Début octobre 2019, lors de son intervention pendant les séances publiques du Conseil national, Daniel Boeri a déclaré « espérer des investissements culturels nouveaux » et évoqué notamment le Fort Masséna ou encore la Nuit Blanche : qu’en pensez-vous ?

Quand il y a une volonté de développement culturel, j’en suis satisfaite. J’espère que le Conseil national accompagnera toutes les initiatives du gouvernement, car ce sont des initiatives du gouvernement, je tiens à le rappeler. Si j’ai le soutien du Conseil national, ce sera parfait. Il y a les souhaits du Conseil national que je prends en considération, mais il y a aussi notre expertise et notre mise en œuvre. Et la mise en œuvre concerne le gouvernement. L’expertise démontre qu’il faut bien étudier les choses pour qu’elles aboutissent.

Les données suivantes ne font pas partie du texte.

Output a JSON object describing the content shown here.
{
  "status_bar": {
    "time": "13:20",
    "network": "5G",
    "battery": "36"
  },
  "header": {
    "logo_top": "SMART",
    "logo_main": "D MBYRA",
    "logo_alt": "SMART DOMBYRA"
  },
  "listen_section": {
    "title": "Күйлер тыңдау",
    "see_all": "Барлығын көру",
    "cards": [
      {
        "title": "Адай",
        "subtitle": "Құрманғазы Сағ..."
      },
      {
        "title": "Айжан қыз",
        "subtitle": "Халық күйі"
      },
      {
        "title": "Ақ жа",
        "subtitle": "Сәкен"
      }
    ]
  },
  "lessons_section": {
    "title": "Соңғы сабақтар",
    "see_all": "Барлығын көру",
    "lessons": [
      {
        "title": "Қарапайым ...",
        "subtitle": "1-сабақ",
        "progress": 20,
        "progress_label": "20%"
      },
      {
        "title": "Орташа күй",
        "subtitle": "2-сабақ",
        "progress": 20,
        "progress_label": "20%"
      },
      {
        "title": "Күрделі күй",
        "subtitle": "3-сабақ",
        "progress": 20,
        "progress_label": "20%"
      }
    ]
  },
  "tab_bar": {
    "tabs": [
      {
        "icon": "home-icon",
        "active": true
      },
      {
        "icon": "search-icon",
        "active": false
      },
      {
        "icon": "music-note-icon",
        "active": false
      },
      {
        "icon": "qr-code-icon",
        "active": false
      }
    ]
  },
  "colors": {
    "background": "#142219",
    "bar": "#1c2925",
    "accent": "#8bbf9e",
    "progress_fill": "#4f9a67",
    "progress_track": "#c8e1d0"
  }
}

Pouvez-vous en dire plus sur le Fort Masséna ?

Concernant le Fort Masséna, on est à la phase d’étude de faisabilité. Pour l’instant, nous n’avons pas encore eu de retour, donc je ne peux pas en dire plus. On a évoqué la possibilité du Fort Masséna mais il n’y a pas encore de réponse en ce qui concerne la faisabilité d’investir les lieux. Il y a aussi une histoire de territorialité française, donc le dossier est très compliqué. Plusieurs paramètres interviennent : logistiques en termes de bâtiments et juridiques en termes de territorialité. Tant que je n’ai pas en mains les deux études, il ne faut pas faire trop de projets. Je suis quelqu’un de très pragmatique, qui œuvre sur ce qui est possible à l’instant T. Je ne m’interdis pas de réfléchir, des études sont réalisées, mais je ne peux pas, à l’heure actuelle, m’avancer sur ce sujet.

Et la Nuit Blanche ?

La Nuit Blanche est un projet louable. Mais pourquoi ne créons-nous pas nous-mêmes un évènement ? Pourquoi faut-il copier sur les autres ? Monaco peut avoir la capacité, l’intelligence, les moyens de faire un évènement à sa mesure. La principauté l’a d’ailleurs déjà prouvé avec sa F(ê)aites de la danse. Je ne suis pas contre la Nuit Blanche. Mais le terme « Nuit blanche » me gêne. C’est un concept qui est presque galvaudé pour moi. Soyons créatifs. S’il y a une Nuit Blanche en projet, ma direction fera bien sûr en sorte qu’elle réussisse le mieux possible. Mais cela demande du temps. Il faut que l’on trouve un format qui corresponde aux attentes du public afin que l’on ait la satisfaction du public après et une visibilité. Je demande juste qu’il y ait des résultats, pour qu’on ne travaille pas pour rien et qu’il y ait une visibilité à l’international de la principauté. Pour moi, Monaco doit être originale, surtout en matière culturelle.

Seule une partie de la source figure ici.